Chancellor George Osborne will stand at the dispatch box in the House of Commons on Wednesday to deliver his Autumn Statement and the results of his Spending Review.
Here’s a guide to what the event involves and what is expected:
What is the Autumn Statement?
The Autumn Statement happens every year and is a Government update on plans for the economy. Some people refer to it as a mini-budget.
What is the Spending Review?
The Spending Review determines how the Government will spend taxpayers’ money over the course of the parliament.
The process was introduced in 1998 when Gordon Brown wanted to give a longer term view of the Government’s spending plans.
The latest Review will spell out how £4 trillion of taypayers’ money will be spent.
How does the Government allocate that money?
The Spending Review is split into departmental settlements, which are the amount the Government awards to each department to spend over the parliament.

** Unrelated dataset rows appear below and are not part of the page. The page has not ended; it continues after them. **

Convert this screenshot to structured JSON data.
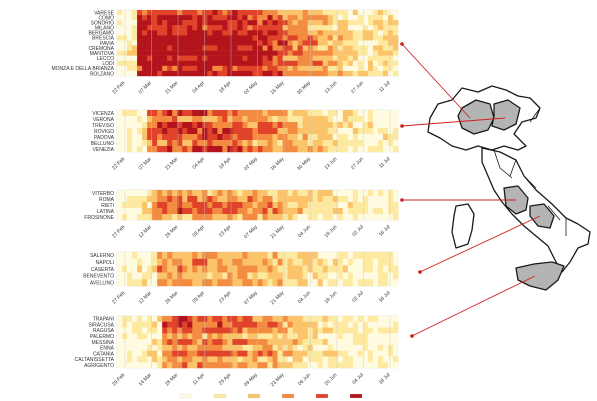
{
  "chart_data": [
    {
      "type": "heatmap",
      "region": "Lombardia",
      "rows": [
        "VARESE",
        "COMO",
        "SONDRIO",
        "MILANO",
        "BERGAMO",
        "BRESCIA",
        "PAVIA",
        "CREMONA",
        "MANTOVA",
        "LECCO",
        "LODI",
        "MONZA E DELLA BRIANZA",
        "BOLZANO"
      ],
      "x_ticks": [
        "22-Feb",
        "07-Mar",
        "21-Mar",
        "04-Apr",
        "18-Apr",
        "02-May",
        "16-May",
        "30-May",
        "13-Jun",
        "27-Jun",
        "11-Jul"
      ],
      "x_tick_labels": [
        "22 Feb",
        "07 Mar",
        "21 Mar",
        "04 Apr",
        "18 Apr",
        "02 May",
        "16 May",
        "30 May",
        "13 Jun",
        "27 Jun",
        "11 Jul"
      ],
      "intensity": {
        "peak_start": 0.06,
        "peak_end": 0.42,
        "peak_level": 0.95,
        "tail_level": 0.25
      }
    },
    {
      "type": "heatmap",
      "region": "Veneto",
      "rows": [
        "VICENZA",
        "VERONA",
        "TREVISO",
        "ROVIGO",
        "PADOVA",
        "BELLUNO",
        "VENEZIA"
      ],
      "x_ticks": [
        "22-Feb",
        "07-Mar",
        "21-Mar",
        "04-Apr",
        "18-Apr",
        "02-May",
        "16-May",
        "30-May",
        "13-Jun",
        "27-Jun",
        "11-Jul"
      ],
      "x_tick_labels": [
        "22 Feb",
        "07 Mar",
        "21 Mar",
        "04 Apr",
        "18 Apr",
        "02 May",
        "16 May",
        "30 May",
        "13 Jun",
        "27 Jun",
        "11 Jul"
      ],
      "intensity": {
        "peak_start": 0.1,
        "peak_end": 0.4,
        "peak_level": 0.75,
        "tail_level": 0.18
      }
    },
    {
      "type": "heatmap",
      "region": "Lazio",
      "rows": [
        "VITERBO",
        "ROMA",
        "RIETI",
        "LATINA",
        "FROSINONE"
      ],
      "x_ticks": [
        "27-Feb",
        "12-Mar",
        "26-Mar",
        "09-Apr",
        "23-Apr",
        "07-May",
        "21-May",
        "04-Jun",
        "18-Jun",
        "02-Jul",
        "16-Jul"
      ],
      "x_tick_labels": [
        "27 Feb",
        "12 Mar",
        "26 Mar",
        "09 Apr",
        "23 Apr",
        "07 May",
        "21 May",
        "04 Jun",
        "18 Jun",
        "02 Jul",
        "16 Jul"
      ],
      "intensity": {
        "peak_start": 0.12,
        "peak_end": 0.45,
        "peak_level": 0.55,
        "tail_level": 0.12
      }
    },
    {
      "type": "heatmap",
      "region": "Campania",
      "rows": [
        "SALERNO",
        "NAPOLI",
        "CASERTA",
        "BENEVENTO",
        "AVELLINO"
      ],
      "x_ticks": [
        "27-Feb",
        "12-Mar",
        "26-Mar",
        "09-Apr",
        "23-Apr",
        "07-May",
        "21-May",
        "04-Jun",
        "18-Jun",
        "02-Jul",
        "16-Jul"
      ],
      "x_tick_labels": [
        "27 Feb",
        "12 Mar",
        "26 Mar",
        "09 Apr",
        "23 Apr",
        "07 May",
        "21 May",
        "04 Jun",
        "18 Jun",
        "02 Jul",
        "16 Jul"
      ],
      "intensity": {
        "peak_start": 0.14,
        "peak_end": 0.45,
        "peak_level": 0.45,
        "tail_level": 0.12
      }
    },
    {
      "type": "heatmap",
      "region": "Sicilia",
      "rows": [
        "TRAPANI",
        "SIRACUSA",
        "RAGUSA",
        "PALERMO",
        "MESSINA",
        "ENNA",
        "CATANIA",
        "CALTANISSETTA",
        "AGRIGENTO"
      ],
      "x_ticks": [
        "29-Feb",
        "14-Mar",
        "28-Mar",
        "11-Apr",
        "25-Apr",
        "09-May",
        "23-May",
        "06-Jun",
        "20-Jun",
        "04-Jul",
        "18-Jul"
      ],
      "x_tick_labels": [
        "29 Feb",
        "14 Mar",
        "28 Mar",
        "11 Apr",
        "25 Apr",
        "09 May",
        "23 May",
        "06 Jun",
        "20 Jun",
        "04 Jul",
        "18 Jul"
      ],
      "intensity": {
        "peak_start": 0.15,
        "peak_end": 0.42,
        "peak_level": 0.6,
        "tail_level": 0.12
      }
    }
  ],
  "colors": {
    "scale": [
      "#fffbe0",
      "#fde9a0",
      "#fbc46a",
      "#f38b40",
      "#e0432a",
      "#b3141c"
    ],
    "grid": "#c8c8c8",
    "arrow": "#d02020",
    "map_fill": "#ffffff",
    "map_highlight": "#b4b4b4",
    "map_stroke": "#1a1a1a"
  },
  "legend": {
    "swatches": 6
  },
  "map": {
    "highlighted_regions": [
      "Lombardia",
      "Veneto",
      "Lazio",
      "Campania",
      "Sicilia"
    ]
  }
}
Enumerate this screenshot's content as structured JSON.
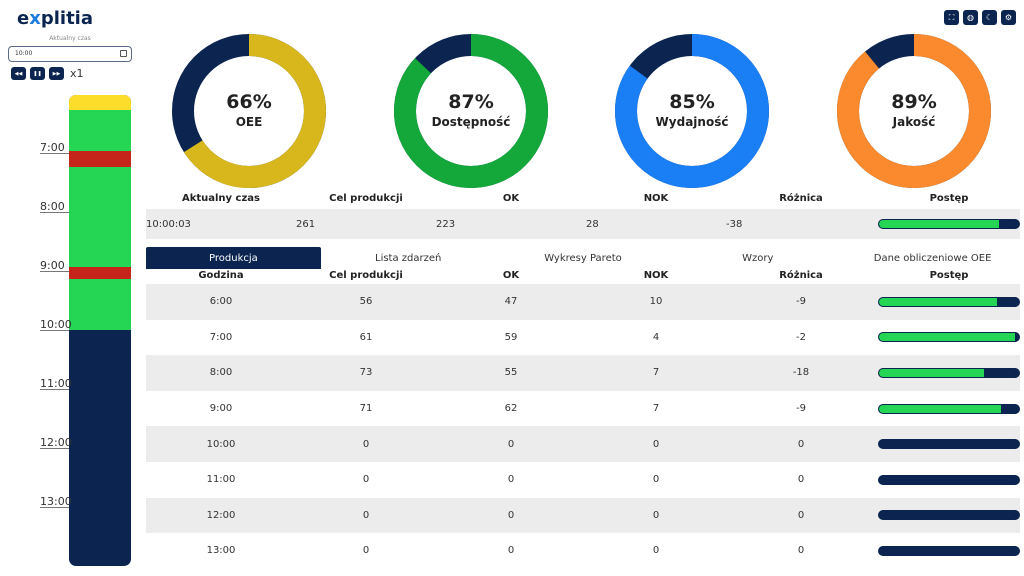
{
  "logo": {
    "text_a": "e",
    "text_x": "x",
    "text_b": "plitia"
  },
  "sidebar": {
    "time_label": "Aktualny czas",
    "time_value": "10:00",
    "speed": "x1",
    "ticks": [
      "7:00",
      "8:00",
      "9:00",
      "10:00",
      "11:00",
      "12:00",
      "13:00"
    ]
  },
  "top_icons": [
    "fullscreen-icon",
    "globe-icon",
    "moon-icon",
    "gear-icon"
  ],
  "colors": {
    "navy": "#0b2550",
    "green": "#25d654",
    "red": "#c4241a",
    "yellow": "#fbdd2a"
  },
  "kpis": [
    {
      "label": "OEE",
      "value": "66%",
      "fraction": 0.66,
      "color": "#d8b71c"
    },
    {
      "label": "Dostępność",
      "value": "87%",
      "fraction": 0.87,
      "color": "#14a83a"
    },
    {
      "label": "Wydajność",
      "value": "85%",
      "fraction": 0.85,
      "color": "#1a7ff5"
    },
    {
      "label": "Jakość",
      "value": "89%",
      "fraction": 0.89,
      "color": "#fb8a2e"
    }
  ],
  "summary": {
    "headers": [
      "Aktualny czas",
      "Cel produkcji",
      "OK",
      "NOK",
      "Różnica",
      "Postęp"
    ],
    "values": [
      "10:00:03",
      "261",
      "223",
      "28",
      "-38"
    ],
    "progress": 0.854
  },
  "tabs": [
    "Produkcja",
    "Lista zdarzeń",
    "Wykresy Pareto",
    "Wzory",
    "Dane obliczeniowe OEE"
  ],
  "table": {
    "headers": [
      "Godzina",
      "Cel produkcji",
      "OK",
      "NOK",
      "Różnica",
      "Postęp"
    ],
    "rows": [
      {
        "c": [
          "6:00",
          "56",
          "47",
          "10",
          "-9"
        ],
        "p": 0.84
      },
      {
        "c": [
          "7:00",
          "61",
          "59",
          "4",
          "-2"
        ],
        "p": 0.97
      },
      {
        "c": [
          "8:00",
          "73",
          "55",
          "7",
          "-18"
        ],
        "p": 0.75
      },
      {
        "c": [
          "9:00",
          "71",
          "62",
          "7",
          "-9"
        ],
        "p": 0.87
      },
      {
        "c": [
          "10:00",
          "0",
          "0",
          "0",
          "0"
        ],
        "p": 0
      },
      {
        "c": [
          "11:00",
          "0",
          "0",
          "0",
          "0"
        ],
        "p": 0
      },
      {
        "c": [
          "12:00",
          "0",
          "0",
          "0",
          "0"
        ],
        "p": 0
      },
      {
        "c": [
          "13:00",
          "0",
          "0",
          "0",
          "0"
        ],
        "p": 0
      }
    ]
  }
}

These settlements are then spent on running schools, hospitals and other public services.
How are the decisions announced?
Like another other Budget day, the the Chancellor will give a speech to MPs in the House of Commons, explaining his plans for the public’s money.
His opposite number, John McDonnell of the Labour party, should also get to respond.
What is Osborne expected to say?
Massive spending cuts are expected as Osborne tries to cut the UK’s deficit, or the gap between what it spends and what it gets in income through taxes.
Osborne said earlier this year that he plans to cut £20 billion in public spending from police, businesses, science, local government and justice in the next five years.
The Institute of Fiscal Studies has calculated that Govenment departments are facing average budget cuts of 27% in the next five years, which will equate to slashing real spending on departments in half over the decade.
Osborne also has to plug a hole in finances following the House of Lords’ rejection of his tax credits reforms.
His options here include slowing the pace of reforms, cutting further elsewhere or raising taxes.